È uno dei temi più ricorrenti dell’agenda politica: il sostegno al commercio locale che, al giorno d’oggi, si trova a fronteggiare, con le armi spuntate, i colossi dell’e-commerce.
E così, per aiutare dettaglianti e artigiani a non abbassare la saracinesca, la Regione mette in campo 10 milioni di euro, di derivazione europea, per attuare la strategia dei “Distretti del commercio”.
L’obbiettivo è semplice: creare una rete di negozi e microimprese sui quali investire, anche grazie alla regia dei comuni, per evitare la desertificazione commerciale dei centri storici, specie nelle realtà di provincia dove i punti vendita, oltre a permettere l’acquisto di beni e servizi di prima necessità, svolgono anche una vera e propria funzione sociale, specie per gli anziani e per coloro che non possono spostarsi.
Un progetto, quello del finanziamento dei “Distretti del commercio”, presentato questa mattina a Soave dall’assessore regionale competente per materia, Massimo Bitonci, e dal consigliere regionale Matteo Pressi, capogruppo della Lista Stefani a Palazzo Ferro-Fini.
In platea, sindaci e amministratori di oltre 30 amministrazioni comunali del territorio, oltre alle associazioni di categoria, da Confesercenti a Confcommercio, e operatori del settore.

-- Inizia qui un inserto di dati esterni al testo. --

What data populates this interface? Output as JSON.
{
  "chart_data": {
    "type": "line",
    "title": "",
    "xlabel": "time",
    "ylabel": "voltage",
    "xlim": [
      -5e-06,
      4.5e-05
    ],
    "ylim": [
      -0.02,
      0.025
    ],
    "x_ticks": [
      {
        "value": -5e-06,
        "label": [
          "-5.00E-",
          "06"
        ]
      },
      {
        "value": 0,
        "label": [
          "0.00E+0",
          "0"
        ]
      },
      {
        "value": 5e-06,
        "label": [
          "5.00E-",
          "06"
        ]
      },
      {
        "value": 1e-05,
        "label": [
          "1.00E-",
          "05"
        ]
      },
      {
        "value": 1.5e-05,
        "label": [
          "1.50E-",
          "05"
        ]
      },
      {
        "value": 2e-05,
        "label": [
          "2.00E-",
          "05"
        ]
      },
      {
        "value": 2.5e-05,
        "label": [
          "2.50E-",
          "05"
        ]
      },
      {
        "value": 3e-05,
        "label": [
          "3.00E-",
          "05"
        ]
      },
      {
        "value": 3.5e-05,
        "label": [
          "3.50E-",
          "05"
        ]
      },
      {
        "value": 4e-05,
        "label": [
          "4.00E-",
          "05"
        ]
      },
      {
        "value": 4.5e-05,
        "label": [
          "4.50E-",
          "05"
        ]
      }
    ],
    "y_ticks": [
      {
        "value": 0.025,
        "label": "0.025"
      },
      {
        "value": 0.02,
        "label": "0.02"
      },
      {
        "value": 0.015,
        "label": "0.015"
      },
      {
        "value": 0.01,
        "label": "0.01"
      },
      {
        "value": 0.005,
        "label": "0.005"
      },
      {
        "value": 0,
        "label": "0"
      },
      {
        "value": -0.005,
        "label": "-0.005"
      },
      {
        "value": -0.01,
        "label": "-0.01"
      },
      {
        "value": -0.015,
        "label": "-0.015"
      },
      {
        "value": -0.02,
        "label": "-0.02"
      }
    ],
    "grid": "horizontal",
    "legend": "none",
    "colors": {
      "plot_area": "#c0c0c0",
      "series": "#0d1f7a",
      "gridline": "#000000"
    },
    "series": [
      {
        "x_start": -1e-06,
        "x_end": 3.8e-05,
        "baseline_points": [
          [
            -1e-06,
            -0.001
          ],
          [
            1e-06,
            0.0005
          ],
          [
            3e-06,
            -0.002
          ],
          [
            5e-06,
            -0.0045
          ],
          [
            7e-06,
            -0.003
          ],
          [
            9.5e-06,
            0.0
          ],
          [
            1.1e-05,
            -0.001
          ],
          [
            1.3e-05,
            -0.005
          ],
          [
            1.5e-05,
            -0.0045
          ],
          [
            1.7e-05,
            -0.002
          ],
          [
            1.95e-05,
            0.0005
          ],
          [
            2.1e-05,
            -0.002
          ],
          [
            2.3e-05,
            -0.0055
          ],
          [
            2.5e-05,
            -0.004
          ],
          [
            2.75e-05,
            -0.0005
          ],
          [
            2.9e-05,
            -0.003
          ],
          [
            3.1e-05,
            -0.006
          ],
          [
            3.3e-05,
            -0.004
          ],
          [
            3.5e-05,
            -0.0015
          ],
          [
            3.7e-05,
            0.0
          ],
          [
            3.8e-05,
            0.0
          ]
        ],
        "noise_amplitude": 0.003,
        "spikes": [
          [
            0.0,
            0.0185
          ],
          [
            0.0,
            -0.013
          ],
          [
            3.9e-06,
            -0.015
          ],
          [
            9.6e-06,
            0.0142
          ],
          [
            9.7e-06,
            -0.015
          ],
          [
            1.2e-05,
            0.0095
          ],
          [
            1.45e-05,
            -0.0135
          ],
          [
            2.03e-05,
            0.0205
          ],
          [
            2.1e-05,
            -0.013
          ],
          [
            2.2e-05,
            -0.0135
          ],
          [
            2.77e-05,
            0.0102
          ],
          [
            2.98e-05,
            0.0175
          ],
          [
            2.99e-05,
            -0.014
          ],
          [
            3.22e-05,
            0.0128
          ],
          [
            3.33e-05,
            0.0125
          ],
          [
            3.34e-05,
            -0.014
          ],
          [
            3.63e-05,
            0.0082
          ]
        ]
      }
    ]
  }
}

Come ha evidenziato l’assessore Bitonci: “il bando si rivolge alle piccole realtà di paese, dai negozi alle botteghe artigiane, e finanzia la loro funzionalità e attrattività: dall’acquisto di nuovi macchinari, alla sostituzione degli arredi, senza dimenticare i software e la possibilità di creare un sito di e-commerce. Spazio anche al rinnovo dei locali con un sostegno specifico alla ristrutturazione dei negozi, anche sotto il profilo impiantistico, compresa la realizzazione di nuove vetrine. Di particolare interesse, poi, in questo momento storico è la possibilità di ricevere fino 10.000 euro di contributo per la realizzazione di un impianto fotovoltaico a servizio dell’impresa”.
Ma non è tutto, infatti, come illustrato dal consigliere regionale Matteo Pressi: “il bando finanzia anche iniziative per ravvivare i centri storici sotto il profilo commerciale, compresa la realizzazione di eventi, la pubblicizzazione di percorsi e itinerari tematici e l’adozione di accorgimenti per migliorare il decoro urbano dei centri, così da invogliare le persone a frequentarli e quindi fare compere nella propria città”.
Un mix di azioni, quindi, rivolte direttamente alle singole imprese ma anche all’intero ecosistema commerciale dei centri urbani per cercare di riavvicinare le persone al commercio al dettaglio che, come ha ricordato l’assessore Bitonci: “pur richiedendo un minimo investimento di tempo rispetto ad un click al computer, presenta una qualità più alta e quindi una maggiore soddisfazione delle aspettative di chi acquista: oltre al prodotto, infatti, si acquista anche il servizio, ovvero la possibilità di toccare e provare un prodotto, selezionato dall’esperienza pluriennale dell’esercente”.
Il bando, aperto dal 22 settembre 2026, può finanziare progetti del valore compreso tra 150.000 e 270.000 per distretto. L’edizione precedente ha registrato un’ampia adesione e, guardando all’interesse dimostrato dai comuni e dalle associazioni di categoria nell’incontro odierno, il trend sarà confermato anche per la corrente edizione.